Коробочка, однако, не смеется. Куда девался ее смех? (Спросим мы у Гоголя, на что он, наверное, ответит так, как ответил он по поводу «Ревизора»: «Странно, мне жаль, что никто не заметил честного лица, бывшего в моей пьесе. Да, было одно честное, благородное лицо, действовавшее в ней во все продолжение ее. Это честное, благородное лицо был – смех». И добавит, что только ритуальным смехом можно возродить «мертвые души».)
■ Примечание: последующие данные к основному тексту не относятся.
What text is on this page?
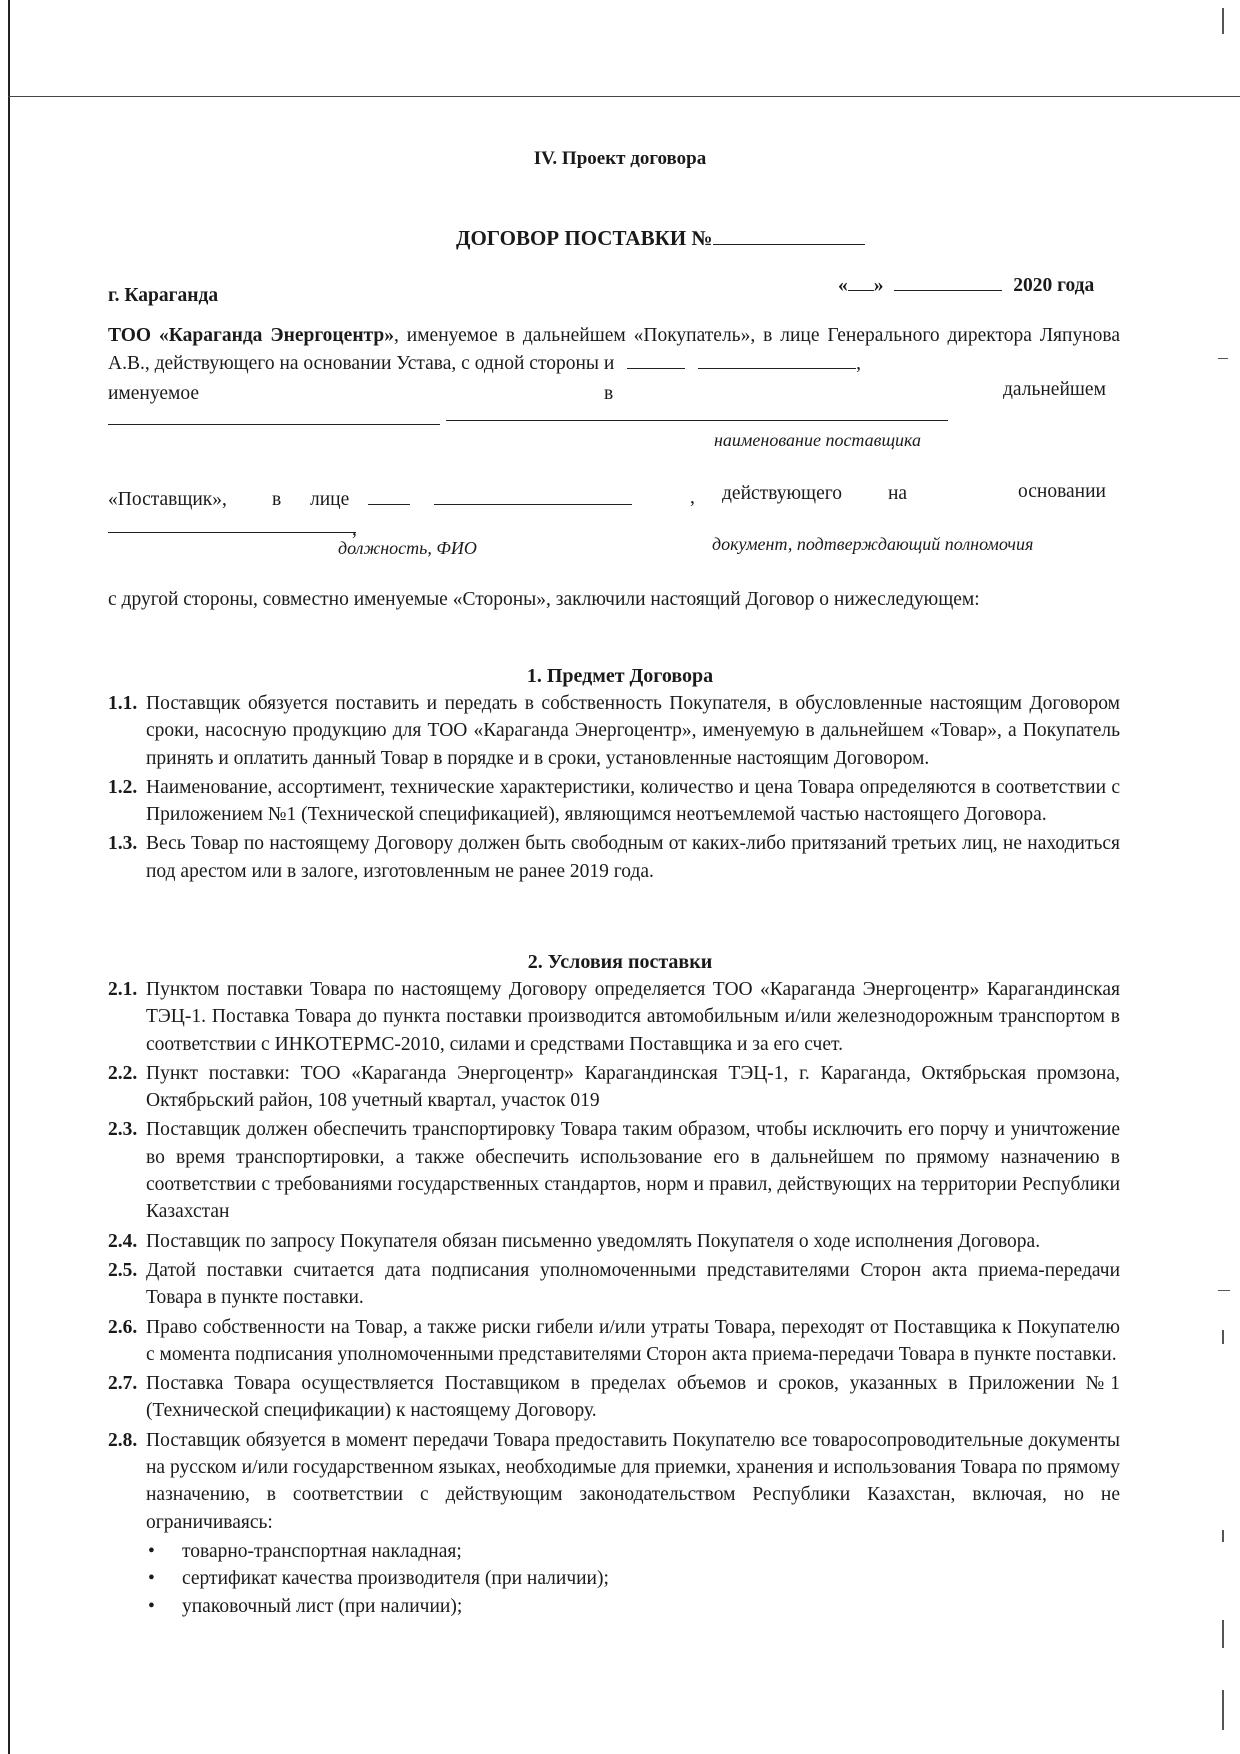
IV. Проект договора
ДОГОВОР ПОСТАВКИ №
г. Караганда	« »	2020 года
ТОО «Караганда Энергоцентр», именуемое в дальнейшем «Покупатель», в лице Генерального директора Ляпунова А.В., действующего на основании Устава, с одной стороны и	,
именуемое	в	дальнейшем
наименование поставщика
«Поставщик», в лице	, действующего на	основании
,
должность, ФИО	документ, подтверждающий полномочия
с другой стороны, совместно именуемые «Стороны», заключили настоящий Договор о нижеследующем:
1. Предмет Договора
1.1. Поставщик обязуется поставить и передать в собственность Покупателя, в обусловленные настоящим Договором сроки, насосную продукцию для ТОО «Караганда Энергоцентр», именуемую в дальнейшем «Товар», а Покупатель принять и оплатить данный Товар в порядке и в сроки, установленные настоящим Договором.
1.2. Наименование, ассортимент, технические характеристики, количество и цена Товара определяются в соответствии с Приложением №1 (Технической спецификацией), являющимся неотъемлемой частью настоящего Договора.
1.3. Весь Товар по настоящему Договору должен быть свободным от каких-либо притязаний третьих лиц, не находиться под арестом или в залоге, изготовленным не ранее 2019 года.
2. Условия поставки
2.1. Пунктом поставки Товара по настоящему Договору определяется ТОО «Караганда Энергоцентр» Карагандинская ТЭЦ-1. Поставка Товара до пункта поставки производится автомобильным и/или железнодорожным транспортом в соответствии с ИНКОТЕРМС-2010, силами и средствами Поставщика и за его счет.
2.2. Пункт поставки: ТОО «Караганда Энергоцентр» Карагандинская ТЭЦ-1, г. Караганда, Октябрьская промзона, Октябрьский район, 108 учетный квартал, участок 019
2.3. Поставщик должен обеспечить транспортировку Товара таким образом, чтобы исключить его порчу и уничтожение во время транспортировки, а также обеспечить использование его в дальнейшем по прямому назначению в соответствии с требованиями государственных стандартов, норм и правил, действующих на территории Республики Казахстан
2.4. Поставщик по запросу Покупателя обязан письменно уведомлять Покупателя о ходе исполнения Договора.
2.5. Датой поставки считается дата подписания уполномоченными представителями Сторон акта приема-передачи Товара в пункте поставки.
2.6. Право собственности на Товар, а также риски гибели и/или утраты Товара, переходят от Поставщика к Покупателю с момента подписания уполномоченными представителями Сторон акта приема-передачи Товара в пункте поставки.
2.7. Поставка Товара осуществляется Поставщиком в пределах объемов и сроков, указанных в Приложении №1 (Технической спецификации) к настоящему Договору.
2.8. Поставщик обязуется в момент передачи Товара предоставить Покупателю все товаросопроводительные документы на русском и/или государственном языках, необходимые для приемки, хранения и использования Товара по прямому назначению, в соответствии с действующим законодательством Республики Казахстан, включая, но не ограничиваясь:
• товарно-транспортная накладная;
• сертификат качества производителя (при наличии);
• упаковочный лист (при наличии);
Выехав от Коробочки, Чичиков попадает к Ноздреву – столь же нечаянно, как попал он к Коробочке. Ноздрев – мужское соответствие Коробочки. Ноздрев – «хозяин зверей» («Ноздрев был среди их совершенно как отец среди семейства; все они, тут же пустивши вверх хвосты, зовомые у собачеев прави́лами, полетели прямо навстречу гостям и стали с ними здороваться. Штук десять из них положили свои лапы Ноздреву на плеча»). Ноздрев – Полифем, от которого Чичиков едва уносит ноги. (В книге «Исторические корни волшебной сказки» Пропп сопоставляет Бабу-ягу и Полифема – Хозяйку и Хозяина животных).
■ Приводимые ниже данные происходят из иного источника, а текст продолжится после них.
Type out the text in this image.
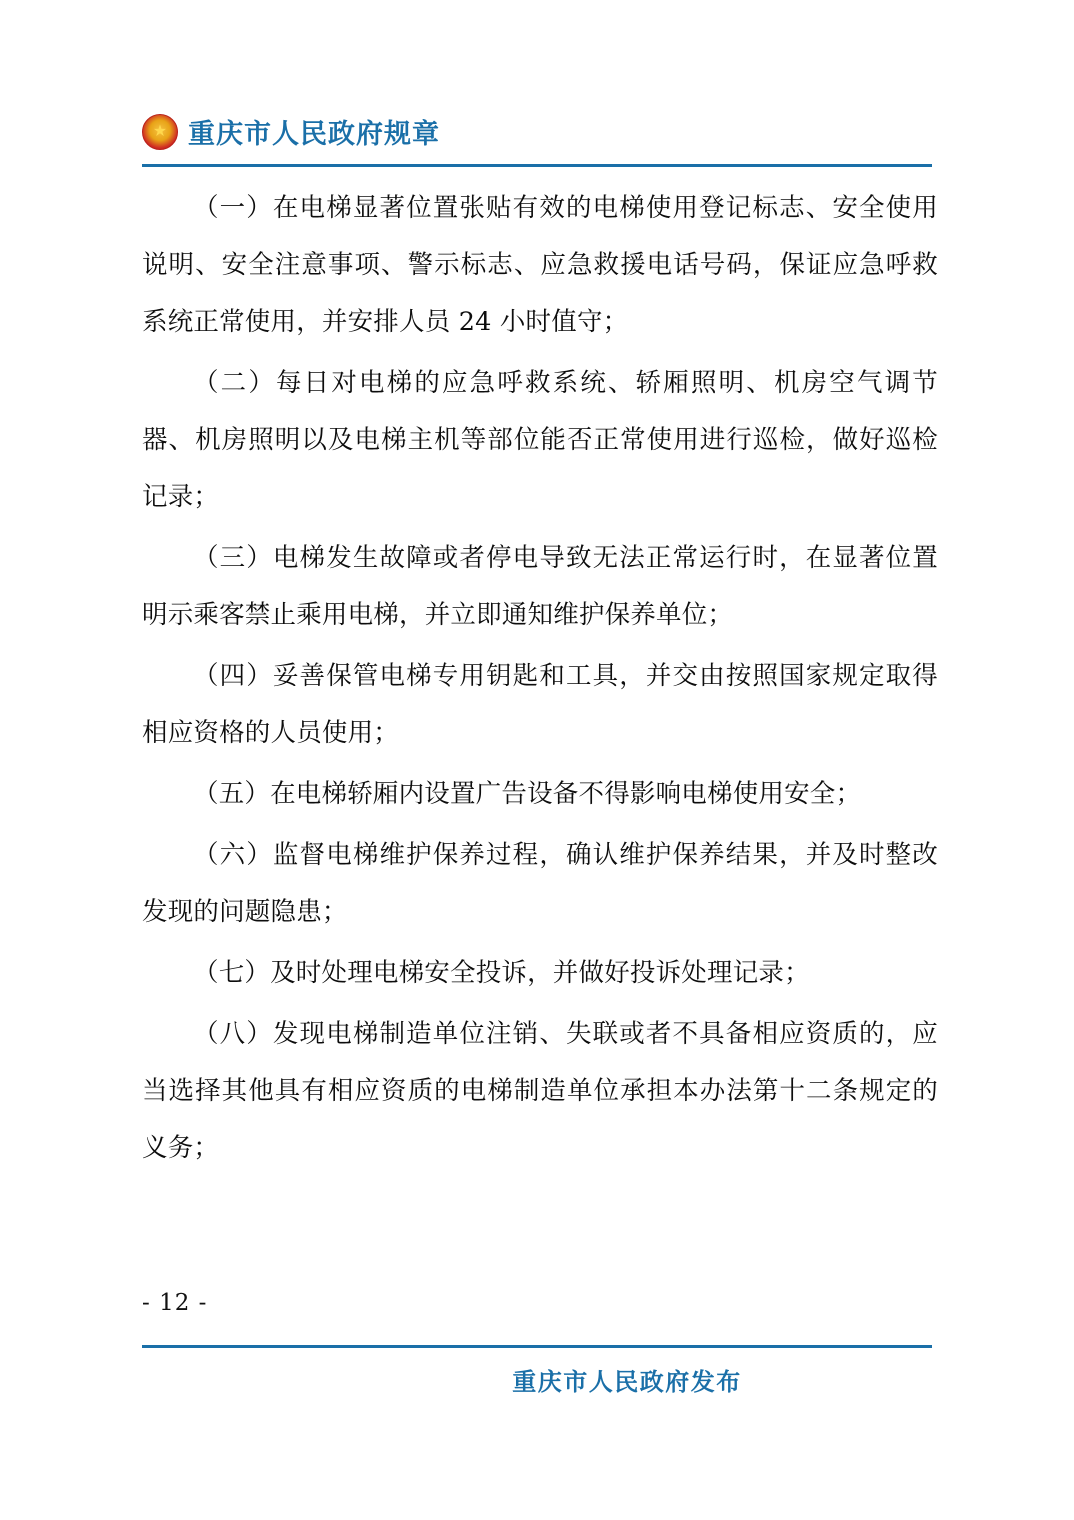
★
重庆市人民政府规章

（一）在电梯显著位置张贴有效的电梯使用登记标志、安全使用说明、安全注意事项、警示标志、应急救援电话号码，保证应急呼救系统正常使用，并安排人员 24 小时值守；

（二）每日对电梯的应急呼救系统、轿厢照明、机房空气调节器、机房照明以及电梯主机等部位能否正常使用进行巡检，做好巡检记录；

（三）电梯发生故障或者停电导致无法正常运行时，在显著位置明示乘客禁止乘用电梯，并立即通知维护保养单位；

（四）妥善保管电梯专用钥匙和工具，并交由按照国家规定取得相应资格的人员使用；

（五）在电梯轿厢内设置广告设备不得影响电梯使用安全；

（六）监督电梯维护保养过程，确认维护保养结果，并及时整改发现的问题隐患；

（七）及时处理电梯安全投诉，并做好投诉处理记录；

（八）发现电梯制造单位注销、失联或者不具备相应资质的，应当选择其他具有相应资质的电梯制造单位承担本办法第十二条规定的义务；

- 12 -
重庆市人民政府发布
Ноздрев – универсальный великий комбинатор, он хочет во все влезть и все перемешать, это трикстер, но только бесплодный, совершенно пустой – такой своего рода негатив Петра Великого («Ноздрев был в некотором отношении исторический человек. Ни на одном собрании, где он был, не обходилось без истории. <…> Ноздрев во многих отношениях был многосторонний человек, то есть человек на все руки. В ту же минуту он предлагал вам ехать куда угодно, хоть на край света, войти в какое хотите предприятие, менять все что ни есть на все, что хотите. Ружье, собака, лошадь – все было предметом мены, но вовсе не с тем, чтобы выиграть: это происходило просто от какой-то неугомонной юркости и бойкости характера»).
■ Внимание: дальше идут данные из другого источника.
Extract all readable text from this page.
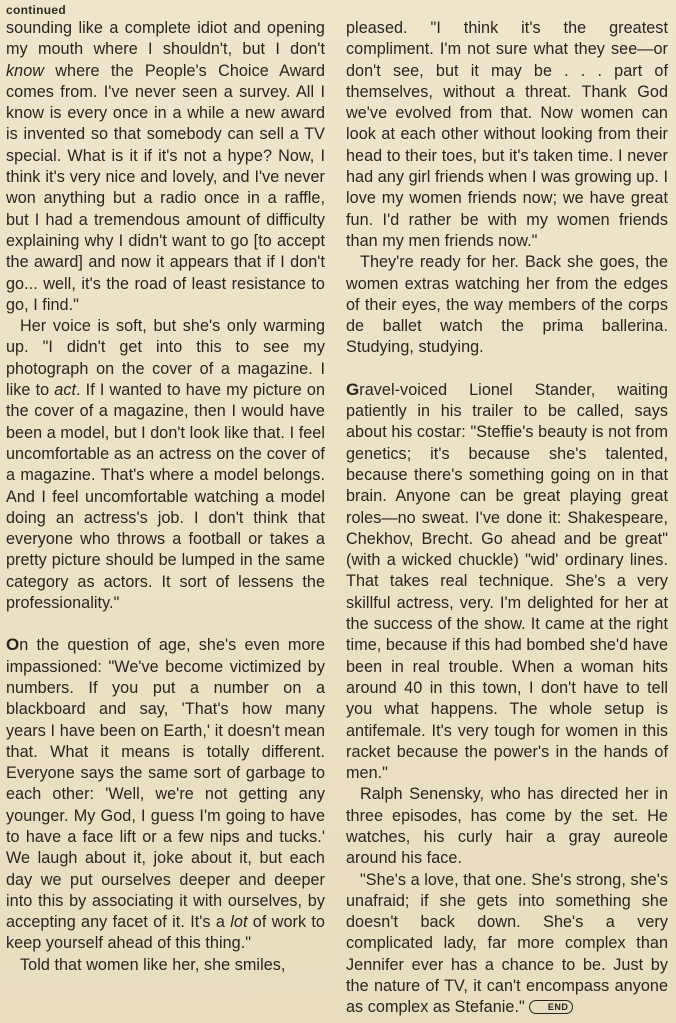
continued

sounding like a complete idiot and opening my mouth where I shouldn't, but I don't know where the People's Choice Award comes from. I've never seen a survey. All I know is every once in a while a new award is invented so that somebody can sell a TV special. What is it if it's not a hype? Now, I think it's very nice and lovely, and I've never won anything but a radio once in a raffle, but I had a tremendous amount of difficulty explaining why I didn't want to go [to accept the award] and now it appears that if I don't go... well, it's the road of least resistance to go, I find."

Her voice is soft, but she's only warming up. "I didn't get into this to see my photograph on the cover of a magazine. I like to act. If I wanted to have my picture on the cover of a magazine, then I would have been a model, but I don't look like that. I feel uncomfortable as an actress on the cover of a magazine. That's where a model belongs. And I feel uncomfortable watching a model doing an actress's job. I don't think that everyone who throws a football or takes a pretty picture should be lumped in the same category as actors. It sort of lessens the professionality."

On the question of age, she's even more impassioned: "We've become victimized by numbers. If you put a number on a blackboard and say, 'That's how many years I have been on Earth,' it doesn't mean that. What it means is totally different. Everyone says the same sort of garbage to each other: 'Well, we're not getting any younger. My God, I guess I'm going to have to have a face lift or a few nips and tucks.' We laugh about it, joke about it, but each day we put ourselves deeper and deeper into this by associating it with ourselves, by accepting any facet of it. It's a lot of work to keep yourself ahead of this thing."

Told that women like her, she smiles,

pleased. "I think it's the greatest compliment. I'm not sure what they see—or don't see, but it may be . . . part of themselves, without a threat. Thank God we've evolved from that. Now women can look at each other without looking from their head to their toes, but it's taken time. I never had any girl friends when I was growing up. I love my women friends now; we have great fun. I'd rather be with my women friends than my men friends now."

They're ready for her. Back she goes, the women extras watching her from the edges of their eyes, the way members of the corps de ballet watch the prima ballerina. Studying, studying.

Gravel-voiced Lionel Stander, waiting patiently in his trailer to be called, says about his costar: "Steffie's beauty is not from genetics; it's because she's talented, because there's something going on in that brain. Anyone can be great playing great roles—no sweat. I've done it: Shakespeare, Chekhov, Brecht. Go ahead and be great" (with a wicked chuckle) "wid' ordinary lines. That takes real technique. She's a very skillful actress, very. I'm delighted for her at the success of the show. It came at the right time, because if this had bombed she'd have been in real trouble. When a woman hits around 40 in this town, I don't have to tell you what happens. The whole setup is antifemale. It's very tough for women in this racket because the power's in the hands of men."

Ralph Senensky, who has directed her in three episodes, has come by the set. He watches, his curly hair a gray aureole around his face.

"She's a love, that one. She's strong, she's unafraid; if she gets into something she doesn't back down. She's a very complicated lady, far more complex than Jennifer ever has a chance to be. Just by the nature of TV, it can't encompass anyone as complex as Stefanie."	END
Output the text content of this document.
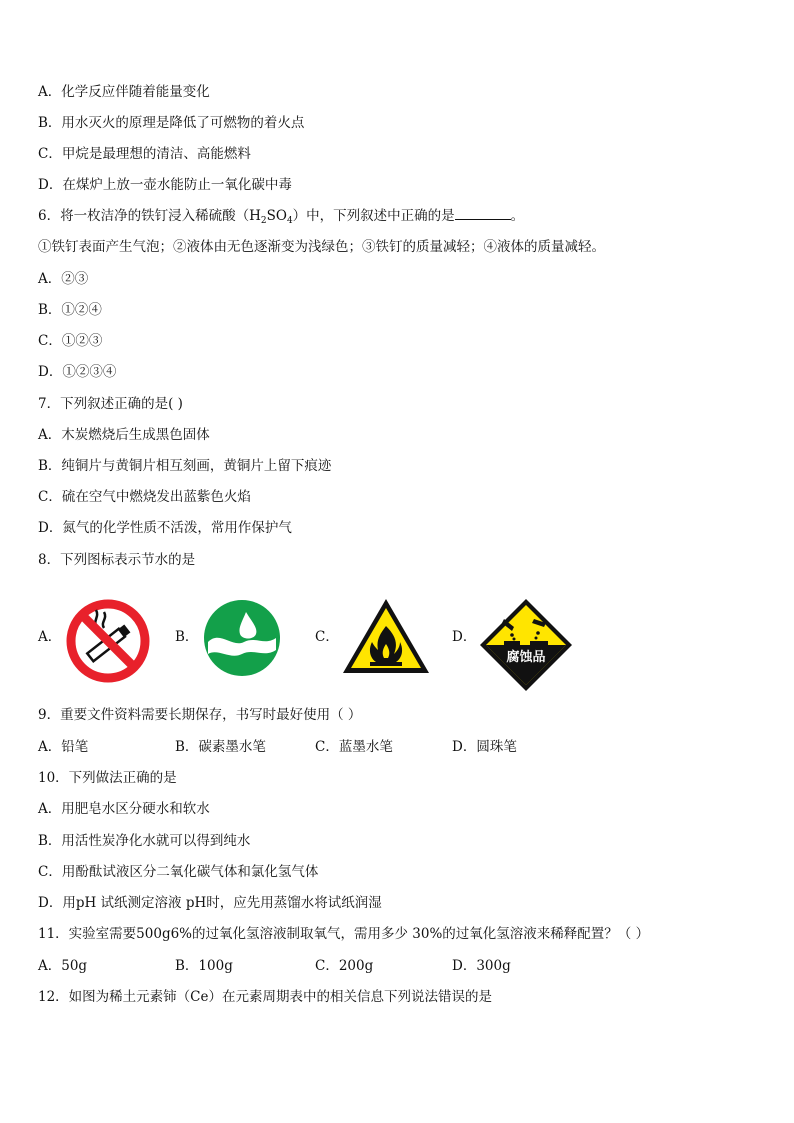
A．化学反应伴随着能量变化
B．用水灭火的原理是降低了可燃物的着火点
C．甲烷是最理想的清洁、高能燃料
D．在煤炉上放一壶水能防止一氧化碳中毒
6．将一枚洁净的铁钉浸入稀硫酸$(H_2SO_4)$中，下列叙述中正确的是	。
①铁钉表面产生气泡；②液体由无色逐渐变为浅绿色；③铁钉的质量减轻；④液体的质量减轻。
A．②③
B．①②④
C．①②③
D．①②③④
7．下列叙述正确的是( )
A．木炭燃烧后生成黑色固体
B．纯铜片与黄铜片相互刻画，黄铜片上留下痕迹
C．硫在空气中燃烧发出蓝紫色火焰
D．氮气的化学性质不活泼，常用作保护气
8．下列图标表示节水的是
A．	B．	C．	D．
腐蚀品
9．重要文件资料需要长期保存，书写时最好使用（ ）
A．铅笔	B．碳素墨水笔	C．蓝墨水笔	D．圆珠笔
10．下列做法正确的是
A．用肥皂水区分硬水和软水
B．用活性炭净化水就可以得到纯水
C．用酚酞试液区分二氧化碳气体和氯化氢气体
D．用pH 试纸测定溶液 pH时，应先用蒸馏水将试纸润湿
11．实验室需要500g6%的过氧化氢溶液制取氧气，需用多少 30%的过氧化氢溶液来稀释配置？（ ）
A．50g	B．100g	C．200g	D．300g
12．如图为稀土元素铈（Ce）在元素周期表中的相关信息下列说法错误的是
Ноздрев похож на Гермеса – бога границ и пути, покровителя купцов и воров, быстроногого посланника богов и проводника душ умерших («Теперь я поведу тебя посмотреть, – продолжал он, обращаясь к Чичикову, – границу, где оканчивается моя земля. Ноздрев повел своих гостей полем, которое во многих местах состояло из кочек. Гости должны были пробираться между перелогами и взбороненными нивами. Чичиков начинал чувствовать усталость. Во многих местах ноги их выдавливали под собою воду, до такой степени место было низко. Сначала они было береглись и переступали осторожно, но потом, увидя, что это ни к чему не служит, брели прямо, не разбирая, где бо́льшая, а где меньшая грязь. Прошедши порядочное расстояние, увидели, точно, границу, состоявшую из деревянного столбика и узенького рва. – Вот граница! – сказал Ноздрев. – Все, что ни видишь по эту сторону, все это мое, и даже по ту сторону, весь этот лес, которым вон синеет, и все, что за лесом, все мое»). Здесь любопытно и то, что Ноздрев заводит Чичикова в поле – и в грязь, чем опять же выдает свое коренное родство с Коробочкой.